In 1986 he became communications secretary for the church in Suva with the main job of editing a bilingual paper. It was then he ran foul of the Fiji church’s deep conservatism. “My paper was taking a position against Rabuka’s coup and how the church was accepting that as God-given. Because I was speaking for the minority, I was not speaking with the voice of the church.”

Disapproving church leaders encouraged him to leave to become secretary for the Pacific Conference of Churches. Later he returned to London as world church secretary for Asia from 1990 to 1999. He returned to Fiji just before the 1999 election gave the country its first Indian prime minister. A year later there was another coup.

Yabaki has asked the churchmen who condemned him to adopt recognized disciplinary procedures “not so much out of judgment but out of grace. This is an appeal for good practice. Second, I wanted to appeal to the courts against processes lacking in natural justice because I was not heard.”

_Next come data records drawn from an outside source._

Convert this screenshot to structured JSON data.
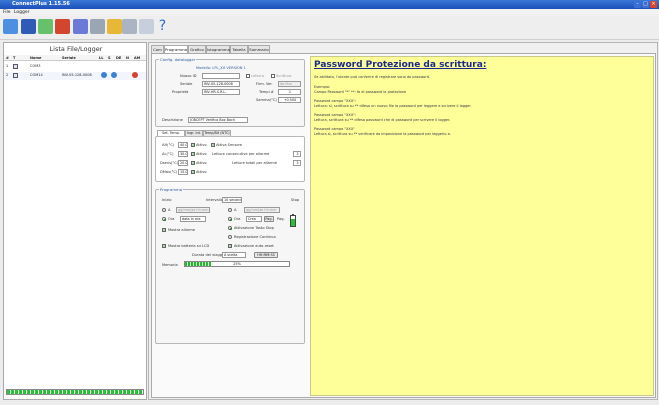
{
  "window": {
    "title": "ConnectPlus 1.15.56"
  },
  "menu": [
    "File",
    "Logger"
  ],
  "left_panel": {
    "title": "Lista File/Logger",
    "columns": [
      "#",
      "T",
      "Nome",
      "Seriale",
      "LL",
      "S",
      "DE",
      "N",
      "AM"
    ],
    "rows": [
      {
        "num": "1",
        "name": "COM3",
        "serial": ""
      },
      {
        "num": "2",
        "name": "COM14",
        "serial": "INV-05-128-0008"
      }
    ]
  },
  "tabs": [
    "Com",
    "Programma",
    "Grafico",
    "Istogramma",
    "Tabella",
    "Sommario"
  ],
  "config": {
    "legend": "Config. datalogger",
    "model": "Modello: LPL_XX VERSION 1",
    "fields": [
      {
        "label": "Nuovo ID",
        "value": ""
      },
      {
        "label": "Seriale",
        "value": "INV-05-128-0008"
      },
      {
        "label": "Proprietà",
        "value": "INV-HR-S.R.L."
      },
      {
        "label": "Descrizione",
        "value": "JOBCEPT Verifica Box Bach"
      }
    ],
    "right_fields": [
      {
        "label": "Firm. Ver.",
        "value": "de-Run"
      },
      {
        "label": "Tempi #",
        "value": "1"
      },
      {
        "label": "Samma(°C)",
        "value": "+0,500"
      }
    ],
    "read_label": "Lettura",
    "write_label": "Scrittura"
  },
  "subtabs": [
    "Set. Temp. (Digital)",
    "Ingr. Int.",
    "Temp/Bit (NTC)"
  ],
  "alarms": [
    {
      "label": "AH(°C)",
      "value": "40.0",
      "check": "Attivo"
    },
    {
      "label": "AL(°C)",
      "value": "30.0",
      "check": "Attivo"
    },
    {
      "label": "Dsens(°C)",
      "value": "20.0",
      "check": "Attivo"
    },
    {
      "label": "DMax(°C)",
      "value": "15.0",
      "check": "Attivo"
    }
  ],
  "alarm_sensor": "Attiva Sensore",
  "alarm_consec": "Letture consecutive per allarme",
  "alarm_total": "Letture totali per allarme",
  "alarm_consec_value": "3",
  "alarm_total_value": "3",
  "program": {
    "legend": "Programma",
    "start_label": "Inizio",
    "interval_label": "Intervallo",
    "interval_value": "10 secondi",
    "stop_label": "Stop",
    "radio_at": "A",
    "radio_now": "Ora",
    "date_placeholder": "gg/mm/aa hh:mm",
    "date_now": "data in ora",
    "date_stop": "Crea",
    "date_pag": "Pag.",
    "chk_alarm_show": "Mostra allarme",
    "chk_lcd": "Mostra batteria su LCD",
    "opt_auto_stop": "Attivazione Tasto Stop",
    "opt_log_cont": "Registrazione Continua",
    "opt_auto": "Attivazione auto-reset",
    "duration_label": "Durata del viaggio:",
    "duration_value": "A scelta",
    "duration_field": "HH:MM:SS",
    "memory_label": "Memoria",
    "memory_pct": "25%",
    "memory_fraction": 0.25,
    "battery_fraction": 0.75
  },
  "help": {
    "title": "Password Protezione da scrittura:",
    "lines": [
      "Se abilitato, l'utente può conferire di registrare sono da password.",
      "",
      "Esempio:",
      "Campo Password \"*\" **: fa di password la protezione",
      "",
      "Password campo \"XXX\":",
      "Lettura: sì, scrittura su ** difesa un nuovo file la password per leggere e scrivere il logger.",
      "",
      "Password campo \"XXX\":",
      "Lettura, scrittura su ** difesa password che di password per scrivere il logger.",
      "",
      "Password campo \"XXX\"",
      "Lettura sì, scrittura su ** verificare da imposizione la password per leggerlo a."
    ]
  },
  "colors": {
    "accent": "#1c4fb8",
    "help_bg": "#ffff99",
    "title_blue": "#1b2a8c",
    "progress_green": "#2fbf3a"
  }
}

What was his detractors’ response? Yabaki chuckled. “They said ‘you had better come back to the church’.” What next? “I have a lawyer looking at these things. I don’t feel a loss of anything. The Lord is my Shepherd. I shall not want. I am quite satisfied. I’ve led a fairly true life. In terms of my faith, as I’ve said before, it is the application of the Christian faith into practice. I feel I’m leading a full life.”